Im ersten Satz (25:19) lieferten die Gastgeberinnen noch eine starke Vorstellung ab, weil ihnen gefährliche Aufschläge gelangen und der Block ebenfalls gut arbeitete. Außerdem agierten die Langenfelderinnen anfangs aufmerksam in der Feld-Abwehr. Anschließend baute der Tabellenletzte allerdings deutlich ab. Dann fehlten bisweilen die letzte Konsequenz in der Abwehr und die Durchschlagskraft im Angriff. Wernitz: "Manchmal haben wir hinten nicht den entscheidenden Schritt gemacht, um den Ball platziert nach vorne zu bringen."

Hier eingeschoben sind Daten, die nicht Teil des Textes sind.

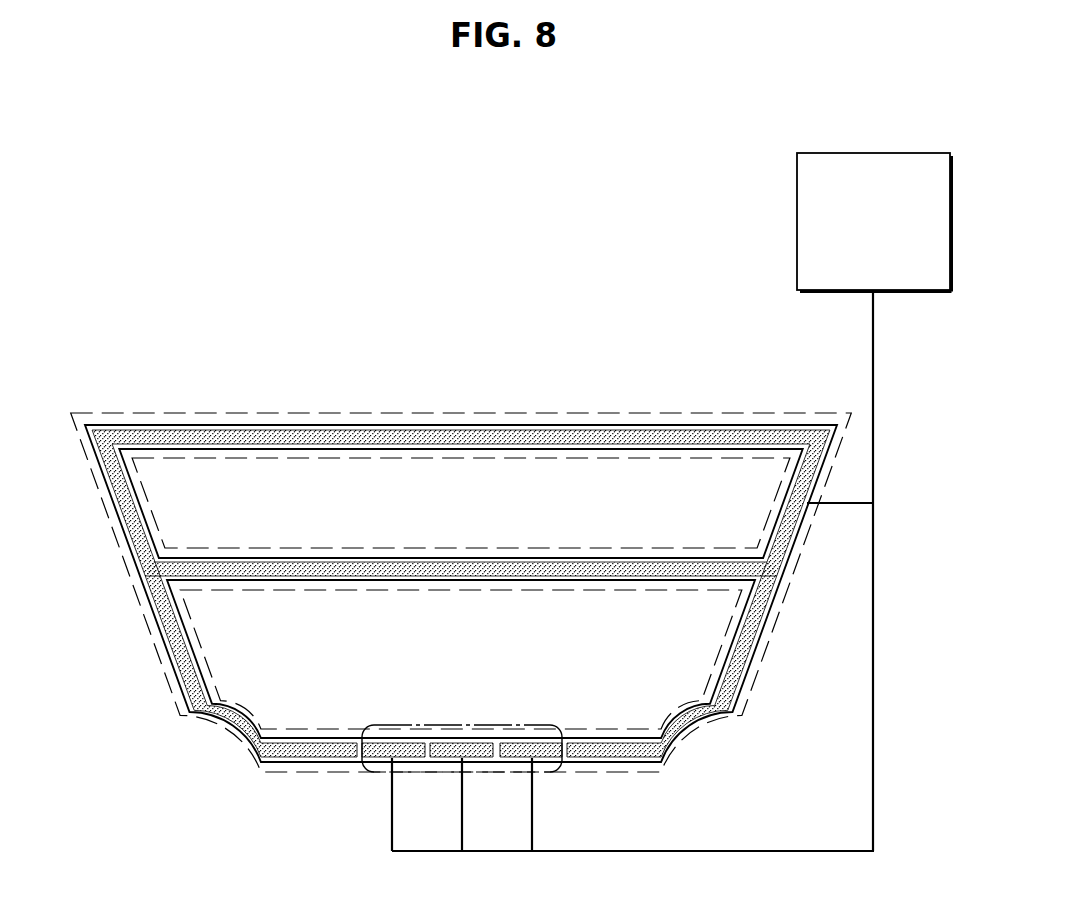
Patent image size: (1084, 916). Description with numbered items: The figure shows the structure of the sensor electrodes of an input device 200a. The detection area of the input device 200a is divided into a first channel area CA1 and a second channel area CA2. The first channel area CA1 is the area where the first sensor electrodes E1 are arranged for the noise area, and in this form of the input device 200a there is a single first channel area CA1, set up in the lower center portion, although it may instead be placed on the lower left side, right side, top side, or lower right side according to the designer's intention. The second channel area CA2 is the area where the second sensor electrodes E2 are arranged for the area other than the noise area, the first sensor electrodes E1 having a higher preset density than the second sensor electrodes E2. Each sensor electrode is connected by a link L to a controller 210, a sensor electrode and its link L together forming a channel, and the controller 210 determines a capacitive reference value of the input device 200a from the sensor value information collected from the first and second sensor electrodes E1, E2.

The input device 200a is at (461, 563).
The second sensor electrodes E2 is at (547, 437).
The first sensor electrodes E1 is at (555, 759).
The first channel area CA1 is at (503, 773).
The second channel area CA2 is at (275, 773).
The controller 210 is at (923, 153).
The link L is at (648, 852).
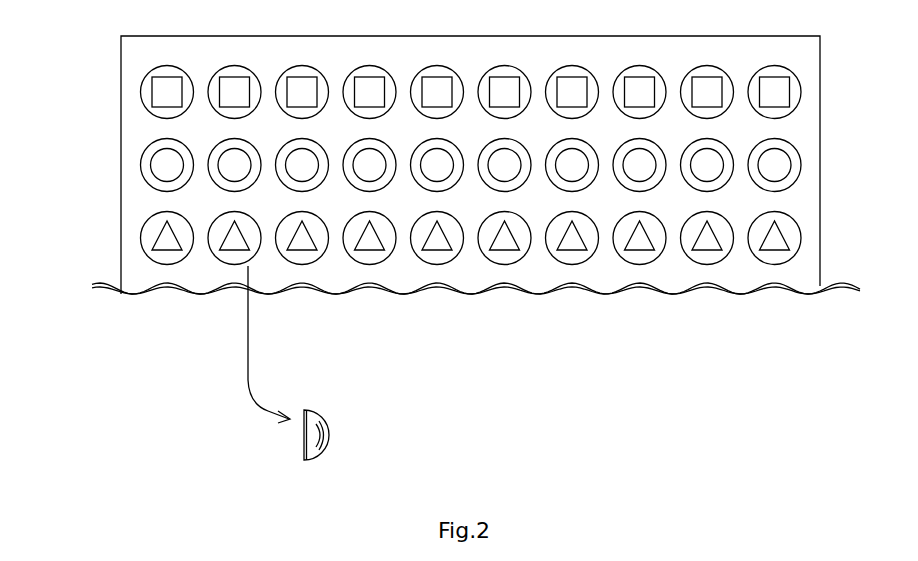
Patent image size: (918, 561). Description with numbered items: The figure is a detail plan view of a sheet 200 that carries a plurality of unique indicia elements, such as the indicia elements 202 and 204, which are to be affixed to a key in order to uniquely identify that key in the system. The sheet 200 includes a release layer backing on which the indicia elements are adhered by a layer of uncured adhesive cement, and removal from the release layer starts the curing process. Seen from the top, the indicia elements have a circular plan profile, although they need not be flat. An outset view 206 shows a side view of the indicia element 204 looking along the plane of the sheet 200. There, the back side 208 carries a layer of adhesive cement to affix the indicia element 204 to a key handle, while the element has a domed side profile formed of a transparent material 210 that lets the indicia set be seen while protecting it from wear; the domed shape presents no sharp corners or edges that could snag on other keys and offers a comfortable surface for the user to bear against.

The sheet 200 is at (444, 219).
The indicia element 202 is at (147, 177).
The indicia element 204 is at (222, 265).
The outset view 206 is at (336, 444).
The back side 208 is at (336, 462).
The light emitting element 210 is at (334, 434).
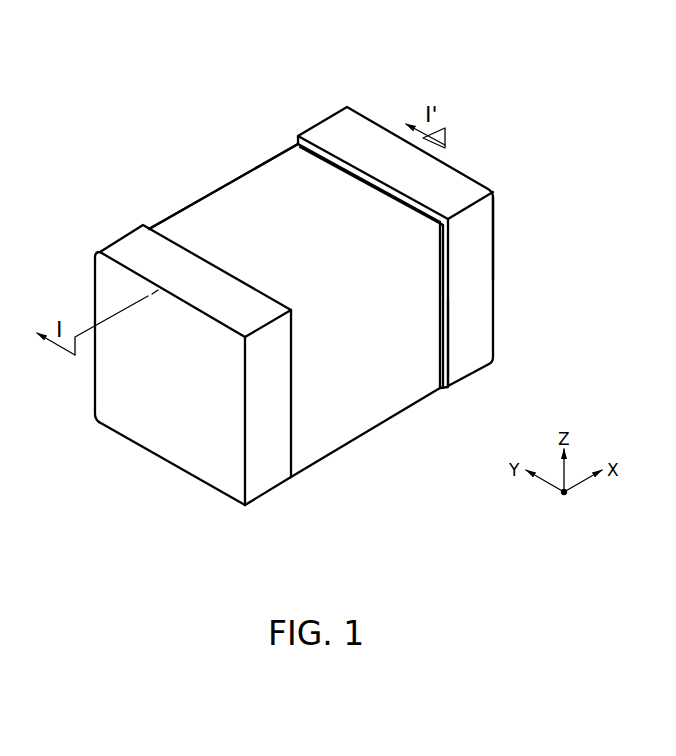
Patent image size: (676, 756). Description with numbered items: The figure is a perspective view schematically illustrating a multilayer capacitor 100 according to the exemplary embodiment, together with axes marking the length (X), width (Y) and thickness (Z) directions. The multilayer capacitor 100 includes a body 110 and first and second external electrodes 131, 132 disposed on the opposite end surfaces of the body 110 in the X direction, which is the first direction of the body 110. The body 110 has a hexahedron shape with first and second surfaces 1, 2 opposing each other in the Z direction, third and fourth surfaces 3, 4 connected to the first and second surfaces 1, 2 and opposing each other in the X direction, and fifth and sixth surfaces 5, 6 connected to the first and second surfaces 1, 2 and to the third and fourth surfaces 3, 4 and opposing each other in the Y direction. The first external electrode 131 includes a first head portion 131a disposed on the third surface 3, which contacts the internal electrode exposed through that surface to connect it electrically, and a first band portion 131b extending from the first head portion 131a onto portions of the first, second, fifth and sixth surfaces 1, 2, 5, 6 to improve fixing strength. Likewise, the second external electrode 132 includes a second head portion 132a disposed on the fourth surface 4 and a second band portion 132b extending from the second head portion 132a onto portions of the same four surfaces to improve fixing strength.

The multilayer capacitor 100 is at (193, 28).
The body 110 is at (232, 198).
The first surface 1 is at (363, 431).
The second surface 2 is at (292, 189).
The third surface 3 is at (141, 373).
The fourth surface 4 is at (473, 177).
The fifth surface 5 is at (409, 347).
The sixth surface 6 is at (184, 213).
The first external electrode 131 is at (83, 473).
The first head portion 131a is at (177, 460).
The first band portion 131b is at (260, 462).
The second external electrode 132 is at (565, 235).
The second head portion 132a is at (497, 242).
The second band portion 132b is at (478, 298).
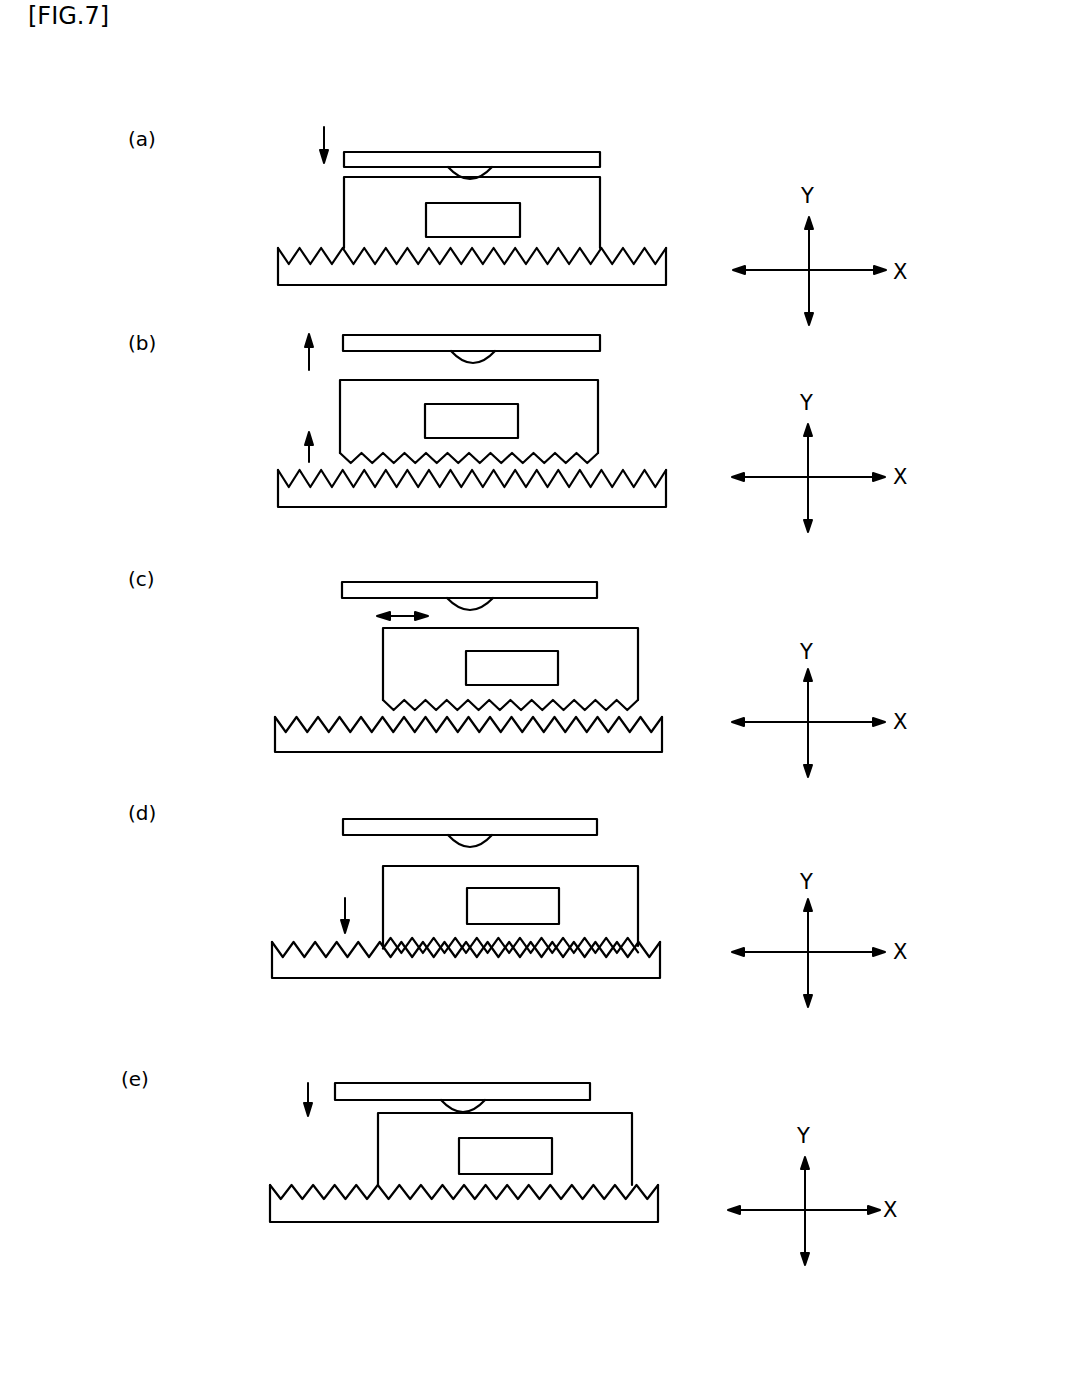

Das Schlusslicht Langenfeld, das lediglich einen Punkt auf dem Konto hat, will nun heute um 20 Uhr beim SC Spelle-Venhaus erst recht den ersten Sieg einfahren. Ein Erfolg wäre besonders wertvoll, weil der Zehnte Spelle-Venhaus (sechs Zähler) ein direkter Konkurrent im Kampf um den Klassenerhalt ist. "Wenn wir dort wieder nicht gewinnen können, sehe ich langsam schwarz", erklärt Wernitz, "dann müssen wir uns wohl damit beschäftigen, die Saison noch zu überstehen." Der Abstieg wäre im Falle einer Niederlage tatsächlich fast unabwendbar, obwohl dann noch nicht mal die Hinrunde komplett hinter den Mannschaften liegt.